While an interpretive/phenomenological understanding is a primary goal of the research, other paradigms
are employed as well. In the introduction to his research, Smith explains the importance of indigenous
cartography when compared to colonial mapping practices, which did not represent the native peoples
understandings of the land and focused instead on documenting resources and tribal boundaries for
exploitation. This attention to the non-native history of cartography in Central America makes effective
use of the critical paradigm by focusing on the egregious power inequalities inherent in colonialism and
how this has affected indigenous representation and notions of what constitutes cartographic legitimacy to
the modern day. Through this lens, native cartography empowers indigenous communities by representing
their contextual worldview vis--vis the environment and substantiating local territorial claims.

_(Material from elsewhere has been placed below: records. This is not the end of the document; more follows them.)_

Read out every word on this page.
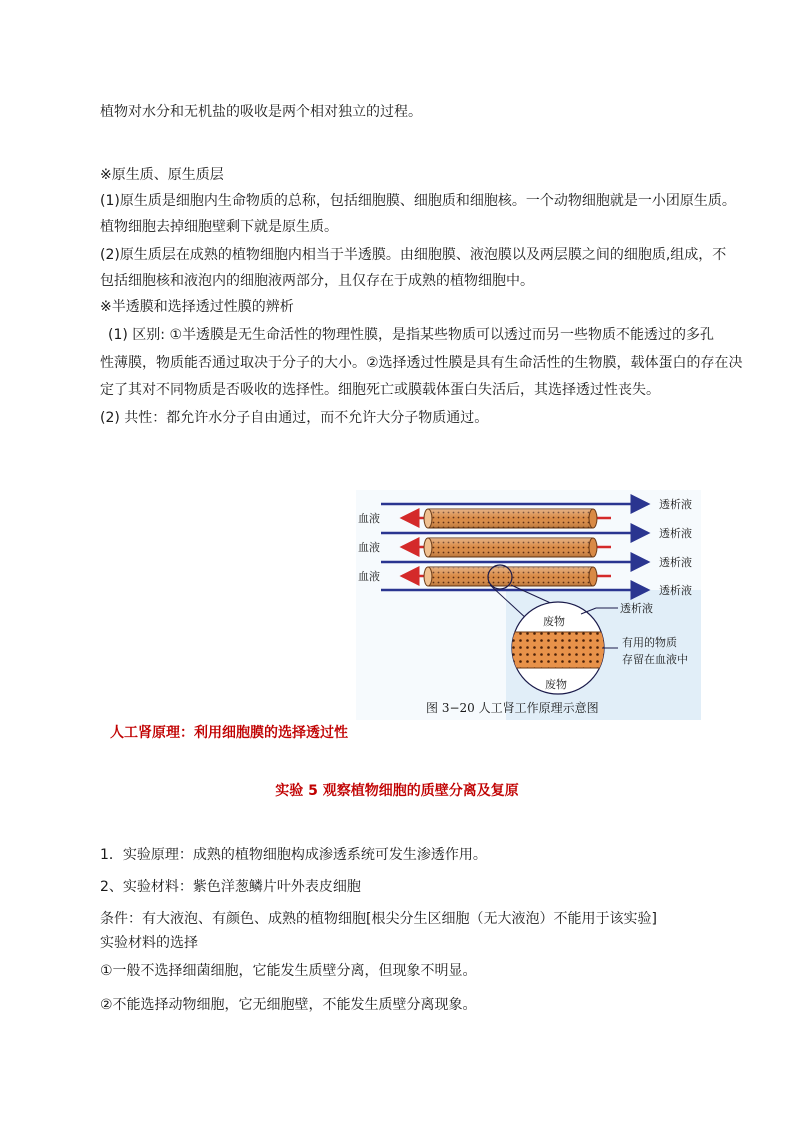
植物对水分和无机盐的吸收是两个相对独立的过程。
※原生质、原生质层
(1)原生质是细胞内生命物质的总称，包括细胞膜、细胞质和细胞核。一个动物细胞就是一小团原生质。
植物细胞去掉细胞壁剩下就是原生质。
(2)原生质层在成熟的植物细胞内相当于半透膜。由细胞膜、液泡膜以及两层膜之间的细胞质,组成，不
包括细胞核和液泡内的细胞液两部分，且仅存在于成熟的植物细胞中。
※半透膜和选择透过性膜的辨析
(1) 区别: ①半透膜是无生命活性的物理性膜，是指某些物质可以透过而另一些物质不能透过的多孔
性薄膜，物质能否通过取决于分子的大小。②选择透过性膜是具有生命活性的生物膜，载体蛋白的存在决
定了其对不同物质是否吸收的选择性。细胞死亡或膜载体蛋白失活后，其选择透过性丧失。
(2) 共性：都允许水分子自由通过，而不允许大分子物质通过。
透析液
透析液
透析液
透析液
血液
血液
血液
透析液
废物
废物
有用的物质
存留在血液中
图 3−20 人工肾工作原理示意图
人工肾原理：利用细胞膜的选择透过性
实验 5 观察植物细胞的质壁分离及复原
1．实验原理：成熟的植物细胞构成渗透系统可发生渗透作用。
2、实验材料：紫色洋葱鳞片叶外表皮细胞
条件：有大液泡、有颜色、成熟的植物细胞[根尖分生区细胞（无大液泡）不能用于该实验]
实验材料的选择
①一般不选择细菌细胞，它能发生质壁分离，但现象不明显。
②不能选择动物细胞，它无细胞壁，不能发生质壁分离现象。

As a work of cultural ecology, the research explored in this paper deals with how specific communities
interact with the natural environment. The ecological paradigm is also used throughout this paper, and is
especially relevant to the subject of resource exploitation patterns and declining game populations. This
paradigm looks at the interaction between interconnected parts of a local system and the ways in which
changes in one part affect others. This is relevant to the conservation aims of the research, which must
track how changes in hunting technology affect animal populations and how local communities can adapt
traditional practices to accommodate their changing environment.

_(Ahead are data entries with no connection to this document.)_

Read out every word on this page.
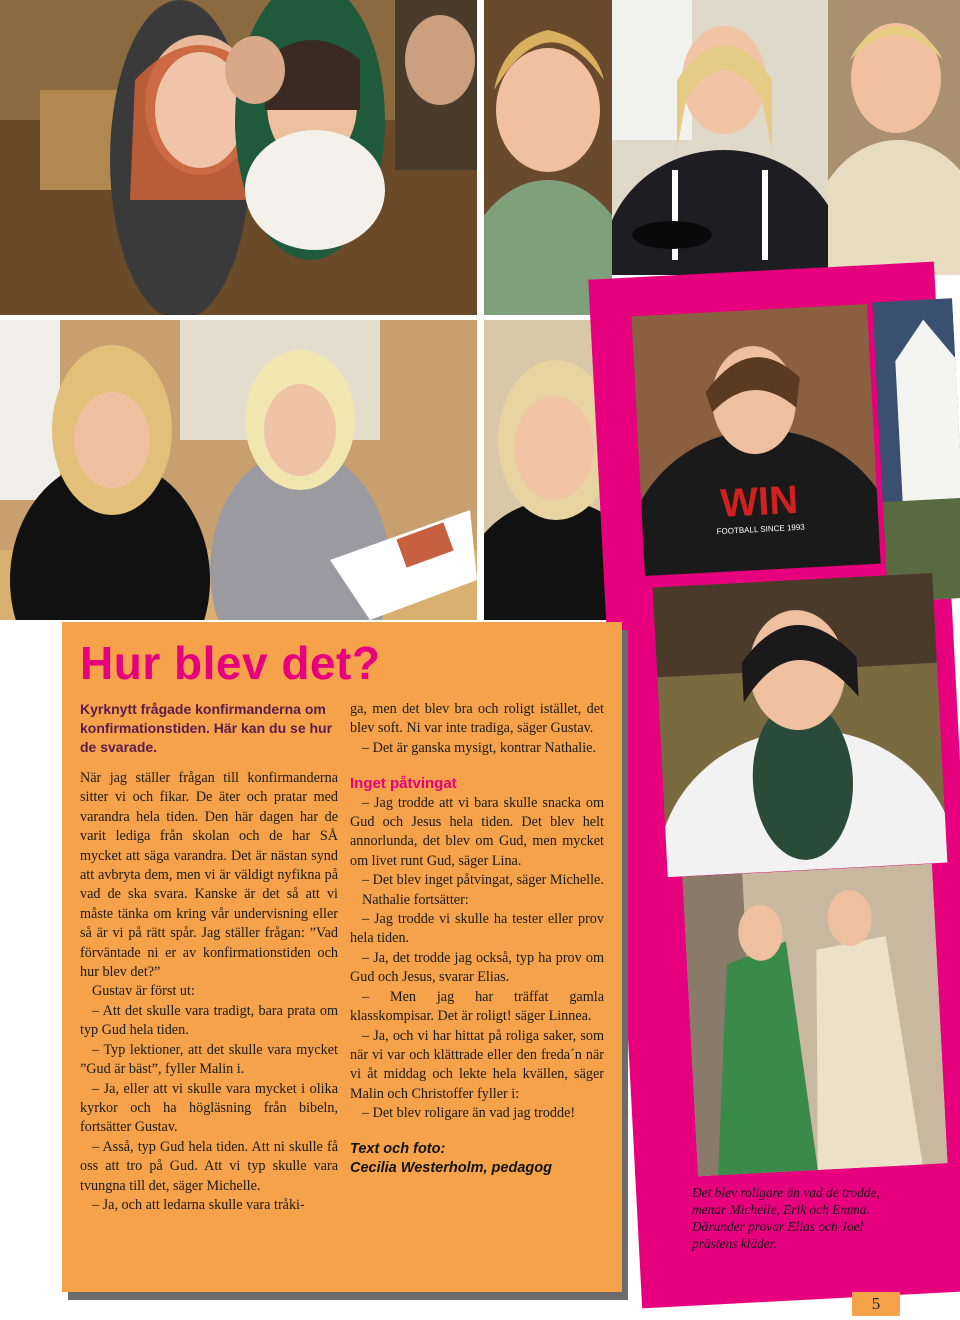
WIN
FOOTBALL SINCE 1993
Hur blev det?

Kyrknytt frågade konfirmanderna om konfirmationstiden. Här kan du se hur de svarade.

När jag ställer frågan till konfirmanderna sitter vi och fikar. De äter och pratar med varandra hela tiden. Den här dagen har de varit lediga från skolan och de har SÅ mycket att säga varandra. Det är nästan synd att avbryta dem, men vi är väldigt nyfikna på vad de ska svara. Kanske är det så att vi måste tänka om kring vår undervisning eller så är vi på rätt spår. Jag ställer frågan: ”Vad förväntade ni er av konfirmationstiden och hur blev det?”

Gustav är först ut:

– Att det skulle vara tradigt, bara prata om typ Gud hela tiden.

– Typ lektioner, att det skulle vara mycket ”Gud är bäst”, fyller Malin i.

– Ja, eller att vi skulle vara mycket i olika kyrkor och ha högläsning från bibeln, fortsätter Gustav.

– Asså, typ Gud hela tiden. Att ni skulle få oss att tro på Gud. Att vi typ skulle vara tvungna till det, säger Michelle.

– Ja, och att ledarna skulle vara tråki-

ga, men det blev bra och roligt istället, det blev soft. Ni var inte tradiga, säger Gustav.

– Det är ganska mysigt, kontrar Nathalie.

Inget påtvingat

– Jag trodde att vi bara skulle snacka om Gud och Jesus hela tiden. Det blev helt annorlunda, det blev om Gud, men mycket om livet runt Gud, säger Lina.

– Det blev inget påtvingat, säger Michelle.

Nathalie fortsätter:

– Jag trodde vi skulle ha tester eller prov hela tiden.

– Ja, det trodde jag också, typ ha prov om Gud och Jesus, svarar Elias.

– Men jag har träffat gamla klasskompisar. Det är roligt! säger Linnea.

– Ja, och vi har hittat på roliga saker, som när vi var och klättrade eller den freda´n när vi åt middag och lekte hela kvällen, säger Malin och Christoffer fyller i:

– Det blev roligare än vad jag trodde!

Text och foto:
Cecilia Westerholm, pedagog

Det blev roligare än vad de trodde, menar Michelle, Erik och Emma. Därunder provar Elias och Joel prästens kläder.
5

Follow-up or Discussion Questions


1. What are some ways that this knowledge could inform studies of conservation/sustainability
methods in indigenous communities? Could this change ways in which conservation units are
mapped?
2. How can the local community use the research results to prevent further game depopulation?
3. How can governments and corporations be compelled to take this and similar local research
into account when passing conservation legislation or planning land-use projects?
4. What are some ethical considerations to take into account when doing participant mapping
research?
Other References
Roth, Robin. 2009. "The Challenges of Mapping Complex Indigenous Spatiality: From Abstract Space to
Dwelling Space." Cultural Geographies 16 (2): 207-227.
Mclain, Rebecca, Melissa Poe, Kelly Biedenweg, Lee Cerveny, Diane Besser, and Dale Blahna. 2013.
"Making Sense of Human Ecology Mapping: An Overview of Approaches to Integrating Socio-Spatial
Data into Environmental Planning." Human Ecology 41 (5): 651-665.
Wainwright, Joel and Joe Bryan. 2009. "Cartography, Territory, Property: Postcolonial Reflections on
Indigenous Counter-Mapping in Nicaragua and Belize." Cultural Geographies 16 (2): 153-178.
Bryan, Joe. 2011. "Walking the Line: Participatory Mapping, Indigenous Rights, and
Neoliberalism." Geoforum 42 (1): 40-50.